I think of this when I think of my wanderings outside of the faith. And I think of it whenever I hear of Catholics who find their own faith meaningless but go running after newagey things like “Native American Prayers”, astrology, tarot, and reiki. Yes, I’ve met Catholics into all of these things. And the “Native American Prayer” was offered in our RCIA class. A friend recently shared with me the full text of two articles by Fr Gilbert Márkus, OP, called Celtic Shmeltic. (Referenced in footnote 5 of Jesus Christ, the Bearer of the Water of Life: A Christian reflection on the “New Age” from the Pontifical Council for Interreligious Dialogue.) The whole newage world is filled with shallow wells don’t hold water.

We go looking for deep mysteries. But God has already given them to us.

Chesterton’s famous quote about Christianity goes well here, but not in the way he intended: “The Christian ideal has not been tried and found wanting. It has been found difficult; and left untried.” He was speaking of morals, but it applies to all of Jesus’ teaching.
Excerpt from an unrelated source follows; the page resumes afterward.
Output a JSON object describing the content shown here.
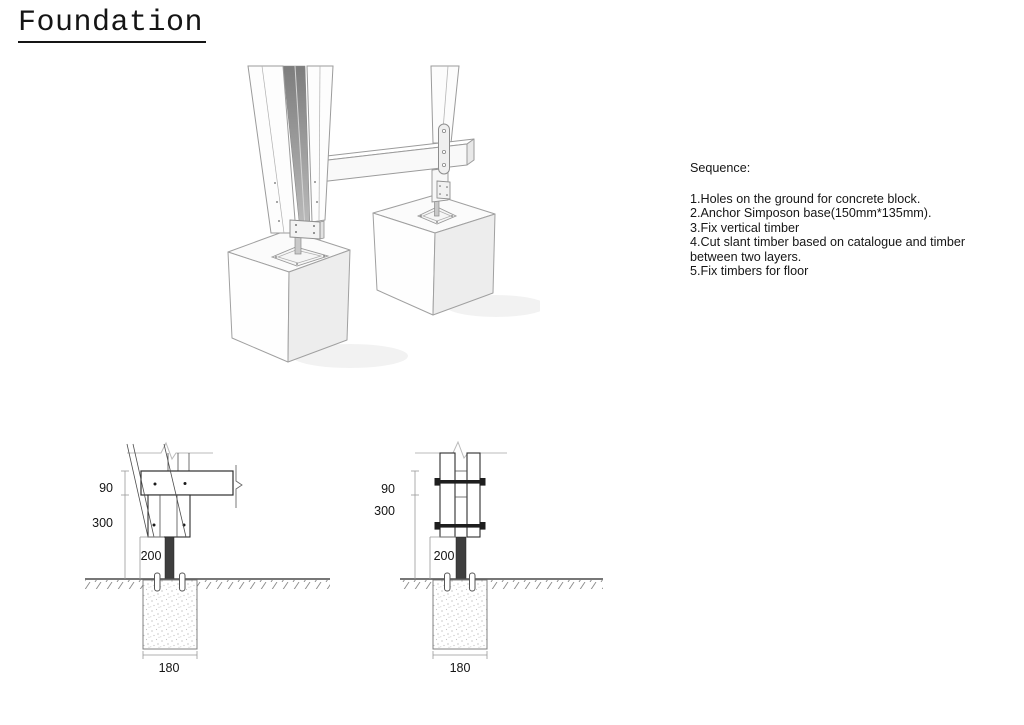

We want to simplify it. We want Jesus’ teaching to be an easy melody, a short chorus, and maybe a guitar. Instead, his words blast us in a 40-part motet with full orchestral accompaniment played in a contrapuntal syncopation that would make John Coltrane’s head spin.

And we need to sit there and let it wash over us, reshaping us, changing our ideas of what music is – of what it was intended to be.

This is why the Apostles are like “What are you doing, Jesus?” And Jesus is all, “Trust me, I got you. But my words are NOT very easy to understand.”

But we want them to be.

The problem is we’re fallen. We want deep mysteries that confirm us in our sins, make us feel good about our choices, and – generally – don’t require too much of our lives. We love to be told everything means a lot more than we let on. “This is not sinning, it’s actually an advanced metaphor for salvation…” whispers the snake to us as we take the fruit.

We fall into a shallow well of our own digging and the walls close in on us and we die.

Author: Huw Raphael

A Dominican Tertiary living in San Francisco, CA. He is almost 59. He feeds the homeless as a parochial almoner and is studying to be a Roman Catholic Deacon. He is learning modern Israeli Hebrew and enjoys cooking, keto, cats, long urban hikes, and SF Beer Week.